Hesdey Suart

Personal information
- Full name: Hesdey Suart
- Date of birth: 30 January 1986 (age 39)
- Place of birth: Capelle aan den IJssel, Netherlands
- Height: 1.73 m (5 ft 8 in)
- Position: Left-back

Youth career
- SVS Capelle aan den IJssel
- 2001–2002: SC Feyenoord
- 2002–2005: Vitesse

Senior career*
- Years: Team / Apps / (Gls)
- 2005–2006: Vitesse / 0 / (0)
- 2007: → Helmond Sport (loan) / 15 / (1)
- 2007–2009: Helmond Sport / 49 / (1)
- 2009–2010: AGOVV / 32 / (2)
- 2010–2012: Cracovia / 33 / (1)
- 2012–2013: Presikhaaf
- 2013–2015: DFS
- 2015–2017: AWC

International career
- 2005: Netherlands U19 / 2 / (0)

= Hesdey Suart =

Dutch footballer

Hesdey Suart (born 30 January 1986) is a Dutch former professional footballer who played as a left-back. He is of Surinamese origin.

==Club career==
Born in Capelle aan den IJssel, Suart began playing football with local club SVS Capelle aan den IJssel before being scouted by Feyenoord. After one year, he moved to Vitesse youth academy, where he was included in the first team squad in 2005, but failed to make an appearance. In order for him to gain more playing time, he was sent on a six-month loan to Eerste Divisie club Helmond Sport on 3 January 2007. After his loan ended, the club signed him on a permanent deal. Suart moved to AGOVV in 2007.

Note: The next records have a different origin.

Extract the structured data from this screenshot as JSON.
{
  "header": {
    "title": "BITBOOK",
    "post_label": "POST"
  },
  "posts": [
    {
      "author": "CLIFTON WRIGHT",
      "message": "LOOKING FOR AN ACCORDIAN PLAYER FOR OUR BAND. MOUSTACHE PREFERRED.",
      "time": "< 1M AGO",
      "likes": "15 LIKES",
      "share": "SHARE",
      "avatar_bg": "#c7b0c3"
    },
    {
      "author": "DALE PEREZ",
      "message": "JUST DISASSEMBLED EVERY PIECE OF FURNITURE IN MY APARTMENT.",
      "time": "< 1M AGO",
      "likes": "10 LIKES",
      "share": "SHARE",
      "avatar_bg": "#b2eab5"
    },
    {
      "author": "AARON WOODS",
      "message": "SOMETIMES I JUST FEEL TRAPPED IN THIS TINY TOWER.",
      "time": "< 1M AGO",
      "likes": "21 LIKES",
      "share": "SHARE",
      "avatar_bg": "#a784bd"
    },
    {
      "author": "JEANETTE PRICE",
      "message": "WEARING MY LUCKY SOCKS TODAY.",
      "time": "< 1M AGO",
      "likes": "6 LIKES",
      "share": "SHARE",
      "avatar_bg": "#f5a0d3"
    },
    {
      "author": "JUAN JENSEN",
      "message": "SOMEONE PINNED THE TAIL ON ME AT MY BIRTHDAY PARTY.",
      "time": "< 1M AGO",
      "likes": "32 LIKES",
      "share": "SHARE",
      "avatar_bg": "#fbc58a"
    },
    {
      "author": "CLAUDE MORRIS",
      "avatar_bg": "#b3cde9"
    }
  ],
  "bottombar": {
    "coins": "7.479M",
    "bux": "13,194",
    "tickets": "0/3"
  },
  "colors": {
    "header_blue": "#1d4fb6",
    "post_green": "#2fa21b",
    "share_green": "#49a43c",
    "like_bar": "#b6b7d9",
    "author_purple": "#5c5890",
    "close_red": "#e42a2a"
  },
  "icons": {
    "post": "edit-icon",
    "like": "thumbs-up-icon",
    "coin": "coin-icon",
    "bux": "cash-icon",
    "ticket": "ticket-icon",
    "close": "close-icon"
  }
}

In the summer of 2010, he moved to Polish club Cracovia on a three-year contract. After two years with Cracovia in the Polish Ekstraklasa he returned to the Netherlands in 2012 and signed for amateur club FC Presikhaaf. After six months, Suart was close to signing a contract with Greek club Iraklis Psachna, but the transfer fell through because of financial irregularities.

In June 2013, Suart signed with DFS. Suart finished his footballing career with AWC from Wijchen.

==International career==
Suart gained two caps for the Netherlands national under-19 team, making his international debut on 23 March 2005 in a friendly against Austria.